Suppose company A has three Redis servers. The machine numbers are 0,1,2. So let’s say we come in with a number, and we hash it to a value of 5, so 5% of 3, mod 2. Our data should be stored on server 2. If server 2 just goes down. Our number of machines is reduced to 2. The same hash value is 5. I mod it to 1. So server 1 definitely does not have his cache data, so we have to check from the database. A small number of requests are ok, but if a large number of requests hit the database, the production server may hang up.

So how to solve it. Use the following consistent hash algorithm. Consistent hash algorithms can greatly reduce the impact of adding or removing machines.

Consistent hash algorithm

Circular hash space

An important concept introduced here is the circular Hash space. We set up a number space from 0 to 2^32-1, and connect the number space first, forming a closed loop.
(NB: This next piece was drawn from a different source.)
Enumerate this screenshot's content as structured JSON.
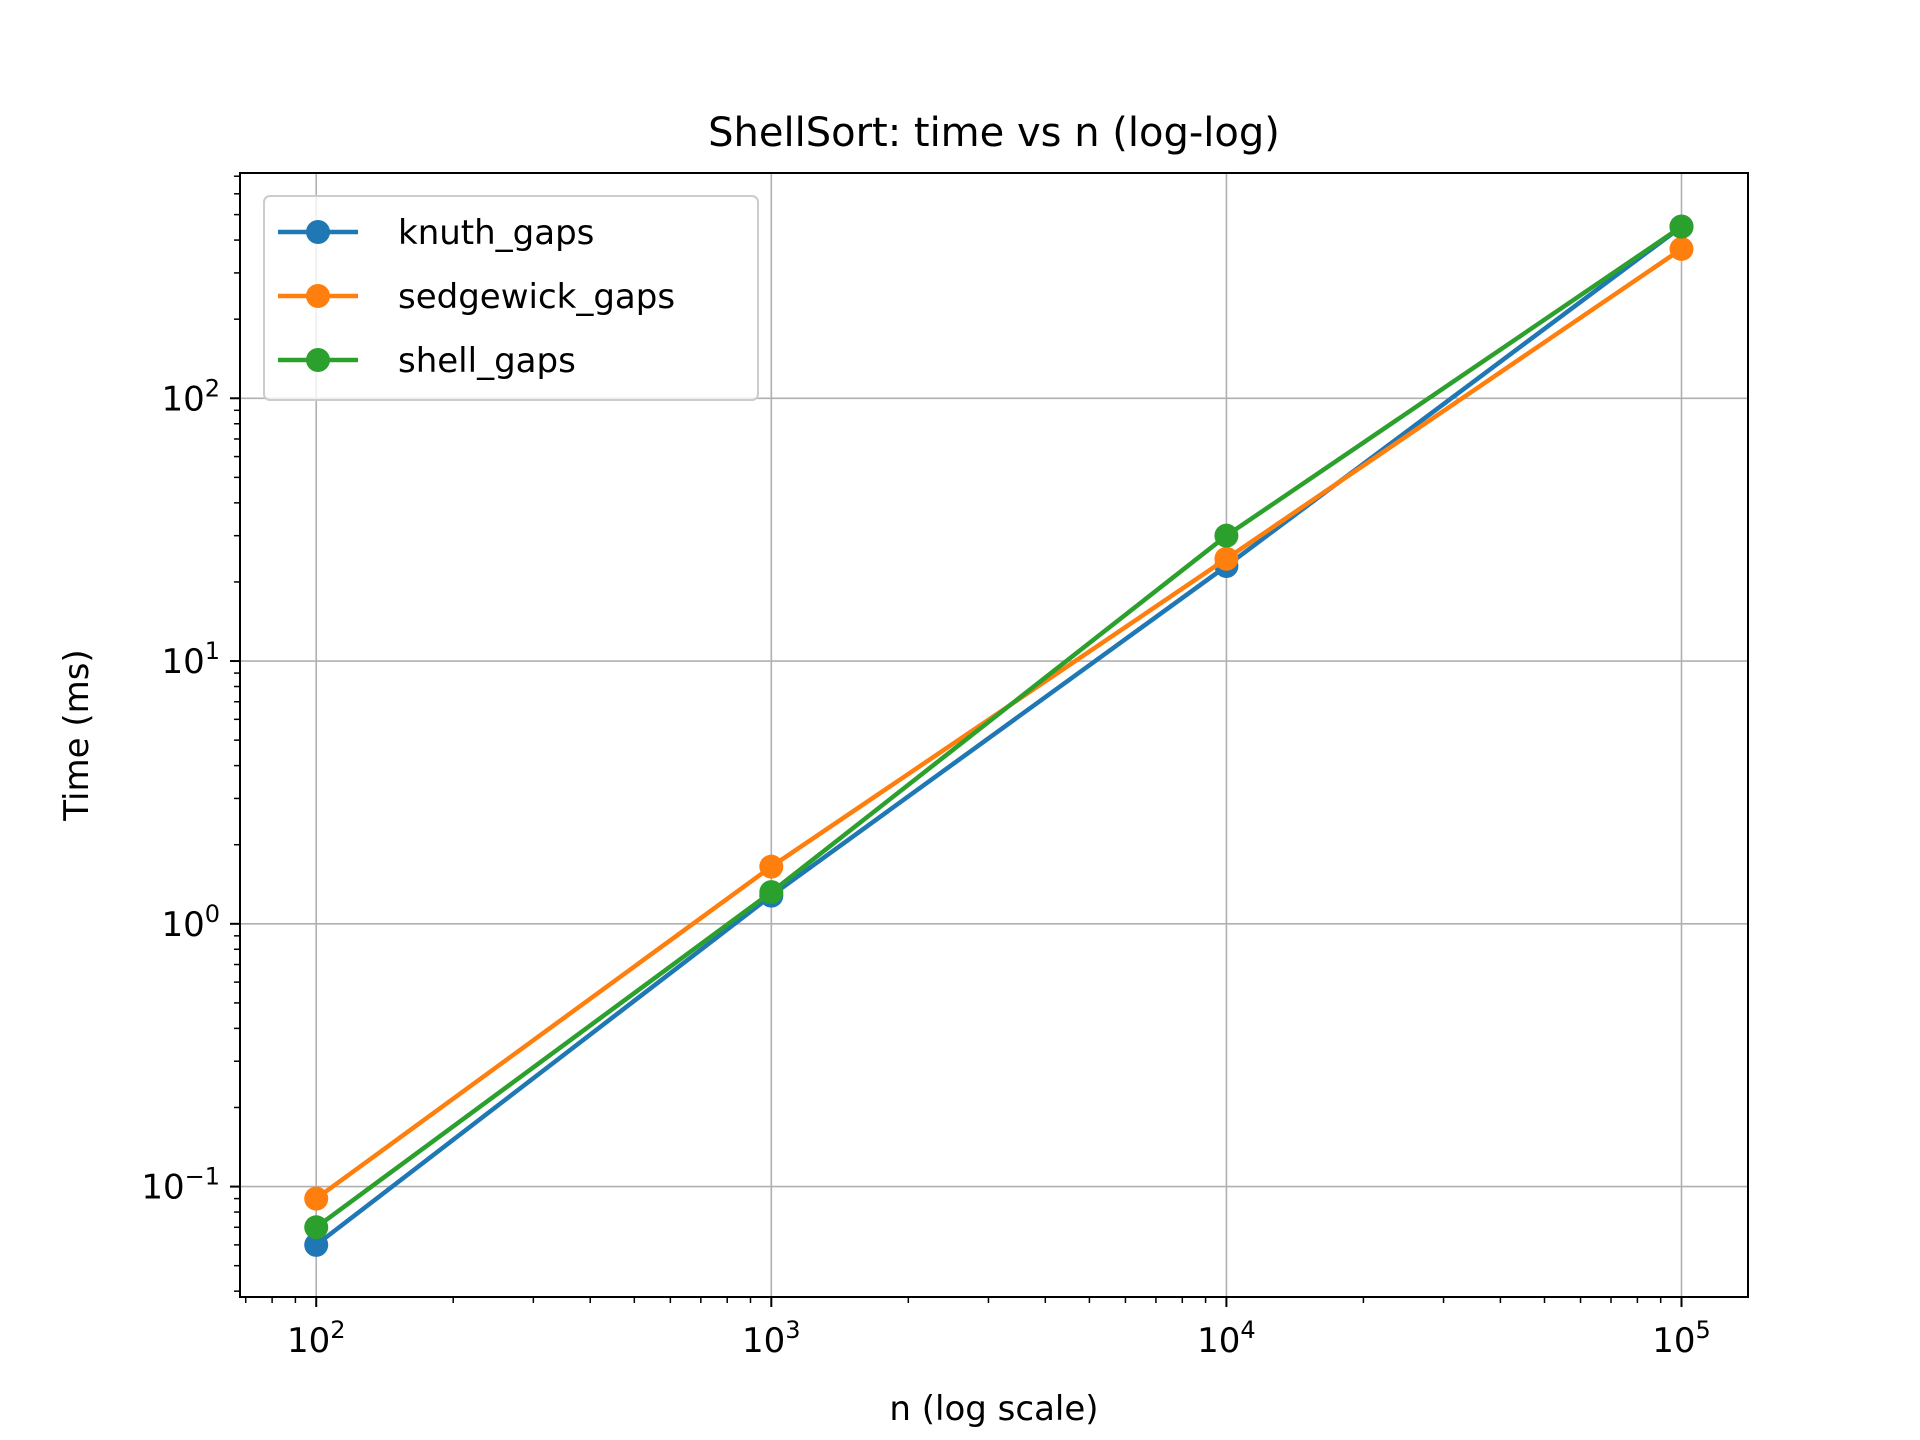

This hash space is used to map hash values to the ring.

Data is stored on the ring

Next we need to store our data on the ring. Suppose we have four servers, hash the IP addresses of the servers to the following location on the ring.
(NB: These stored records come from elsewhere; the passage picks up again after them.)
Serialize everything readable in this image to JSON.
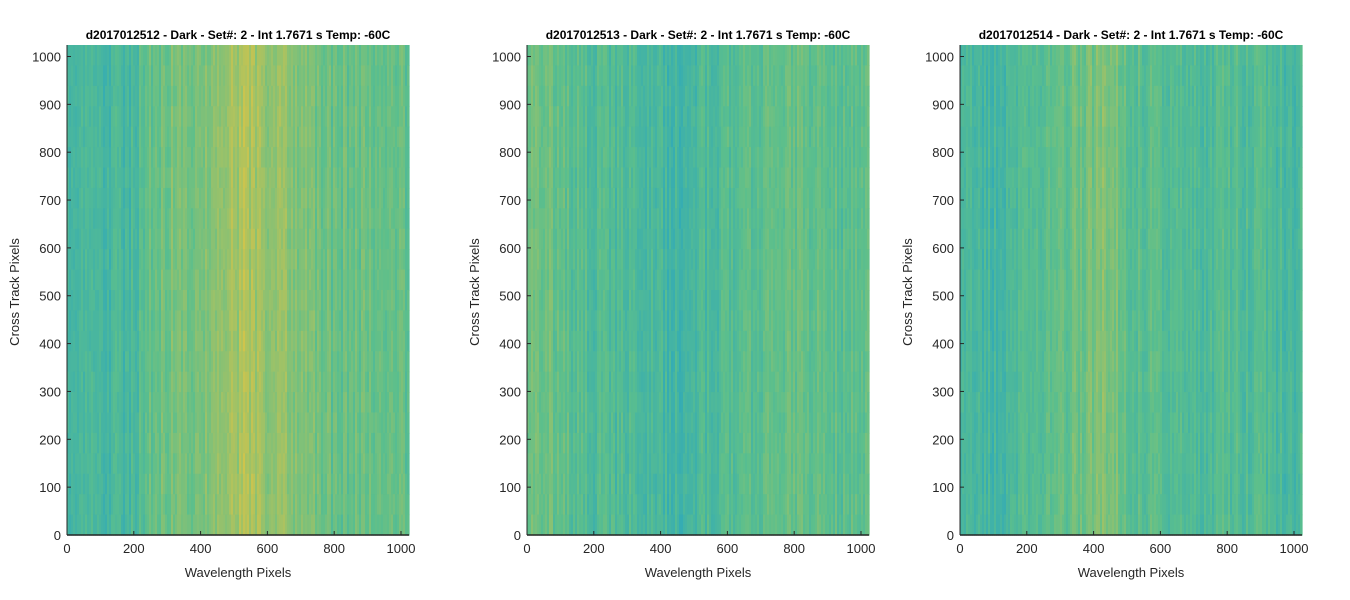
{
  "figure": {
    "colors": {
      "axis": "#262626",
      "colormap_low": "#1fa2c9",
      "colormap_mid": "#5cbf8c",
      "colormap_high": "#cfc44c"
    }
  },
  "chart_data": [
    {
      "type": "heatmap",
      "title": "d2017012512 - Dark - Set#: 2 - Int 1.7671 s Temp: -60C",
      "xlabel": "Wavelength Pixels",
      "ylabel": "Cross Track Pixels",
      "xlim": [
        0,
        1024
      ],
      "ylim": [
        0,
        1024
      ],
      "xticks": [
        0,
        200,
        400,
        600,
        800,
        1000
      ],
      "yticks": [
        0,
        100,
        200,
        300,
        400,
        500,
        600,
        700,
        800,
        900,
        1000
      ],
      "grid": false,
      "colormap": "parula",
      "column_profile": {
        "x": [
          0,
          60,
          140,
          210,
          250,
          330,
          420,
          480,
          530,
          560,
          620,
          680,
          720,
          800,
          900,
          1000,
          1024
        ],
        "level": [
          0.32,
          0.3,
          0.36,
          0.38,
          0.56,
          0.62,
          0.64,
          0.75,
          0.86,
          0.8,
          0.72,
          0.7,
          0.6,
          0.54,
          0.55,
          0.52,
          0.52
        ]
      }
    },
    {
      "type": "heatmap",
      "title": "d2017012513 - Dark - Set#: 2 - Int 1.7671 s Temp: -60C",
      "xlabel": "Wavelength Pixels",
      "ylabel": "Cross Track Pixels",
      "xlim": [
        0,
        1024
      ],
      "ylim": [
        0,
        1024
      ],
      "xticks": [
        0,
        200,
        400,
        600,
        800,
        1000
      ],
      "yticks": [
        0,
        100,
        200,
        300,
        400,
        500,
        600,
        700,
        800,
        900,
        1000
      ],
      "grid": false,
      "colormap": "parula",
      "column_profile": {
        "x": [
          0,
          30,
          100,
          200,
          300,
          400,
          440,
          500,
          600,
          700,
          780,
          850,
          950,
          1024
        ],
        "level": [
          0.66,
          0.6,
          0.5,
          0.42,
          0.4,
          0.34,
          0.3,
          0.36,
          0.44,
          0.5,
          0.56,
          0.5,
          0.48,
          0.5
        ]
      }
    },
    {
      "type": "heatmap",
      "title": "d2017012514 - Dark - Set#: 2 - Int 1.7671 s Temp: -60C",
      "xlabel": "Wavelength Pixels",
      "ylabel": "Cross Track Pixels",
      "xlim": [
        0,
        1024
      ],
      "ylim": [
        0,
        1024
      ],
      "xticks": [
        0,
        200,
        400,
        600,
        800,
        1000
      ],
      "yticks": [
        0,
        100,
        200,
        300,
        400,
        500,
        600,
        700,
        800,
        900,
        1000
      ],
      "grid": false,
      "colormap": "parula",
      "column_profile": {
        "x": [
          0,
          60,
          120,
          200,
          300,
          380,
          430,
          470,
          520,
          600,
          700,
          800,
          900,
          1000,
          1024
        ],
        "level": [
          0.4,
          0.3,
          0.34,
          0.44,
          0.52,
          0.6,
          0.66,
          0.62,
          0.5,
          0.44,
          0.4,
          0.44,
          0.4,
          0.36,
          0.36
        ]
      }
    }
  ]
}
After determining the location of the server, we use the same hash algorithm to hash the key value of the data to be stored, and the hash value obtained is mapped to the ring. If there is no mapping to the server, we search clockwise and fall to the first server found.

According to this rule, we can see that data A corresponds to Node A, B corresponds to Node B, C corresponds to Node C, and D corresponds to Node D.
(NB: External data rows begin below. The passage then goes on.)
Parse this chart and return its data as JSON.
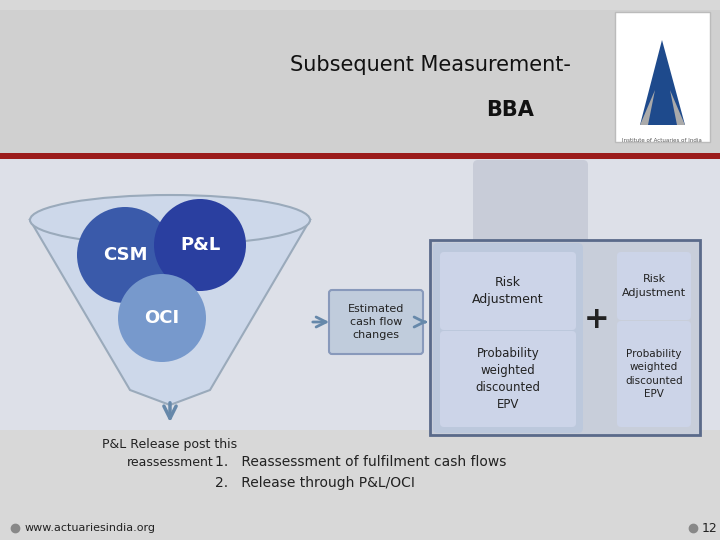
{
  "title_line1": "Subsequent Measurement-",
  "title_line2": "BBA",
  "bg_top": "#d8d8d8",
  "bg_main": "#dde0e8",
  "bg_bottom": "#d8d8d8",
  "red_line_color": "#9b1b1b",
  "csm_color": "#3a5aaa",
  "pl_color": "#2a3fa0",
  "oci_color": "#7799cc",
  "funnel_fill": "#cdd8ea",
  "funnel_outline": "#9aaabb",
  "box_outer_fill": "#c8ceda",
  "box_outer_border": "#5a6a8a",
  "left_col_bg": "#bcc8dc",
  "right_col_bg": "#c8ceda",
  "inner_box_fill": "#ccd4e8",
  "ecf_box_fill": "#c0ccdc",
  "ecf_border": "#8899bb",
  "arrow_color": "#6688aa",
  "text_color": "#222222",
  "gray_dot_color": "#888888",
  "slide_num": "12",
  "label_csm": "CSM",
  "label_pl": "P&L",
  "label_oci": "OCI",
  "label_ecf": "Estimated\ncash flow\nchanges",
  "label_risk_adj": "Risk\nAdjustment",
  "label_prob_weight": "Probability\nweighted\ndiscounted\nEPV",
  "label_pl_release": "P&L Release post this\nreassessment",
  "label_bullet1": "1.   Reassessment of fulfilment cash flows",
  "label_bullet2": "2.   Release through P&L/OCI",
  "label_website": "www.actuariesindia.org"
}
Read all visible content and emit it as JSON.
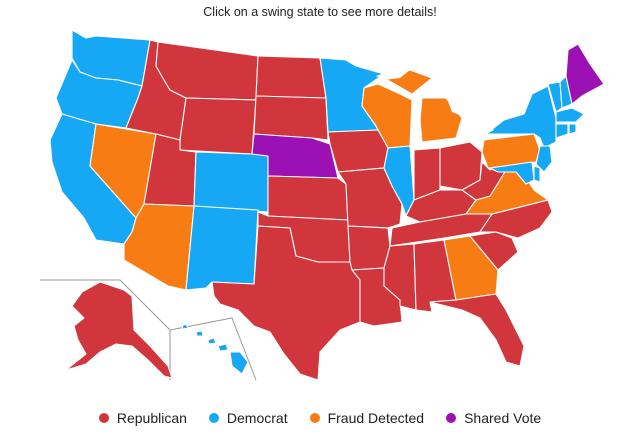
{
  "header": {
    "instruction": "Click on a swing state to see more details!"
  },
  "colors": {
    "republican": "#d0363c",
    "democrat": "#16a8f5",
    "fraud": "#f77c14",
    "shared": "#9b11b4"
  },
  "legend": [
    {
      "label": "Republican",
      "color": "#d0363c"
    },
    {
      "label": "Democrat",
      "color": "#16a8f5"
    },
    {
      "label": "Fraud Detected",
      "color": "#f77c14"
    },
    {
      "label": "Shared Vote",
      "color": "#9b11b4"
    }
  ],
  "states": {
    "WA": "democrat",
    "OR": "democrat",
    "CA": "democrat",
    "NV": "fraud",
    "ID": "republican",
    "MT": "republican",
    "WY": "republican",
    "UT": "republican",
    "AZ": "fraud",
    "CO": "democrat",
    "NM": "democrat",
    "ND": "republican",
    "SD": "republican",
    "NE": "shared",
    "KS": "republican",
    "OK": "republican",
    "TX": "republican",
    "MN": "democrat",
    "IA": "republican",
    "MO": "republican",
    "AR": "republican",
    "LA": "republican",
    "WI": "fraud",
    "IL": "democrat",
    "MI": "fraud",
    "IN": "republican",
    "OH": "republican",
    "KY": "republican",
    "TN": "republican",
    "MS": "republican",
    "AL": "republican",
    "GA": "fraud",
    "FL": "republican",
    "SC": "republican",
    "NC": "republican",
    "VA": "fraud",
    "WV": "republican",
    "PA": "fraud",
    "NY": "democrat",
    "VT": "democrat",
    "NH": "democrat",
    "ME": "shared",
    "MA": "democrat",
    "CT": "democrat",
    "RI": "democrat",
    "NJ": "democrat",
    "DE": "democrat",
    "MD": "democrat",
    "AK": "republican",
    "HI": "democrat"
  }
}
Resolve the problem of adding or deleting servers

Now let’s assume that node C goes down and A, B, and D remain normal, then object C will be relocated to node D. Therefore, in the consistent Hash algorithm, if a server is unavailable, only the data from this server to the previous server will be affected, as shown below:The other option is to add a server Node X to the system, as shown below:

In this case, A, B, and D are not affected. Only object C needs to be relocated to the new node X. If a server is added, only the data between the new server and the previous server in its ring space is affected, and no other data is affected.

Data skew of the Hash ring

The consistent hash algorithm also has its drawbacks. When there are too few service nodes, data skew may occur due to uneven node distribution (most cached objects are cached on one server in a centralized manner). For example, there are only two servers in the system, and their ring distribution is as follows:Our idea of A clockwise search results in A large amount of data being concentrated on node A and A very small amount being located on node B. So how to solve the consistent hash algorithm? Virtual node mechanism is introduced, that is, multiple hashes are calculated for each service node, and one service node is placed in each computed result position, which is called virtual node. This can be done by adding a number after the server IP address or host name.

For example, three virtual nodes can be calculated for each server, namely “Node A#1”, “Node A#2”, “Node A#3”, “Node B#1”, “Node B#2”, and “Node B#3”, thus forming six virtual nodes.The data location algorithm remains unchanged, but A mapping step is added from virtual nodes to actual nodes. For example, data on Node A#1, Node A#2, and Node A#3 are all located on Node A. This solves the problem of data skew when there are few service nodes. In practical applications, the number of virtual nodes is usually set to 32 or more, so even data distribution can be achieved even with a few service nodes.

Adding virtual nodes can solve this problem, but the problem of hash skew still exists. However, as the number of virtual nodes increases, the occurrence of hash match failure is minimized. Consistent hash algorithm formula: 1-n/(n + m) x 100%. N represents the real Redis node, and M represents the added virtual node. As the number of virtual nodes increases, the number of hit failures decreases.

conclusion

The application of the consistent hash algorithm on Redis is over.